The paper tackles how to relate the six-dimensional (2,0) theory to five-dimensional MSYM, using three complementary approaches: DLCQ, deconstruction from a four-dimensional circular quiver, and the conjectured equivalence to 5D MSYM on S^1. Through explicit discretisation and Higgsing analyses, the authors show that the 4D N=2 circular quiver deconstructs 5D MSYM on a discretised circle with lattice spacing $a$, provided the identifications $a = 1/(G v)$ and $g_{YM}^2 = G/v$ hold, which also fixes the circle radius $R_4 = N a/(2\pi)$. They further demonstrate that DLCQ of the (2,0) theory on a circle of finite radius $R_5$ agrees with the DLCQ of 5D MSYM (or the deconstructed theory) in the corresponding limits, with instanton-soliton (or caloron) moduli-space quantum mechanics capturing the finite-momentum sectors.

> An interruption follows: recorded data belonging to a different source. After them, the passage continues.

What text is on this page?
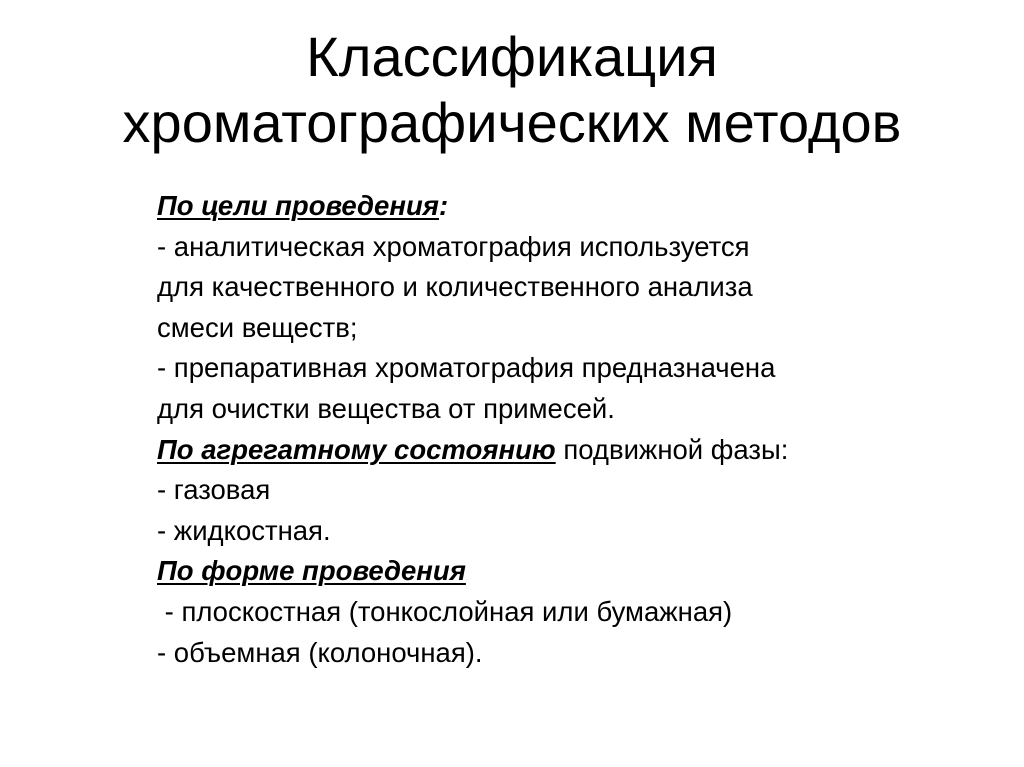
Классификация
хроматографических методов
По цели проведения:
- аналитическая хроматография используется
для качественного и количественного анализа
смеси веществ;
- препаративная хроматография предназначена
для очистки вещества от примесей.
По агрегатному состоянию подвижной фазы:
- газовая
- жидкостная.
По форме проведения
- плоскостная (тонкослойная или бумажная)
- объемная (колоночная).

The overall picture supports the view that 5D MSYM furnishes a nonperturbatively well-defined framework for describing the (2,0) theory on S^1 and that deconstruction and DLCQ provide consistent, UV-complete descriptions without introducing extra degrees of freedom beyond those of 5D MSYM. Together these results offer a coherent, cross-validated route to understanding the UV completion and interrelations of the (2,0) theory, 5D MSYM, and their discretised/quiver realizations.

Abstract

We examine the relationships between three proposals for the six-dimensional (2,0) theory: the DLCQ of hep-th/9707079, hep-th/9712117, the deconstruction prescription of hep-th/0110146, and the five-dimensional maximally supersymmetric Yang-Mills proposal of 1012.2880, 1012.2882. We show that hep-th/0110146 gives a deconstruction of five-dimensional maximally supersymmetric Yang-Mills. The proposal of hep-th/9707079, hep-th/9712117 uses a subset of the degrees of freedom of five-dimensional Yang-Mills and we show that compactification of it on a circle of finite radius agrees with the DLCQ arising from the proposal of 1012.2880, 1012.2882 or from the deconstruction proposal of hep-th/0110146.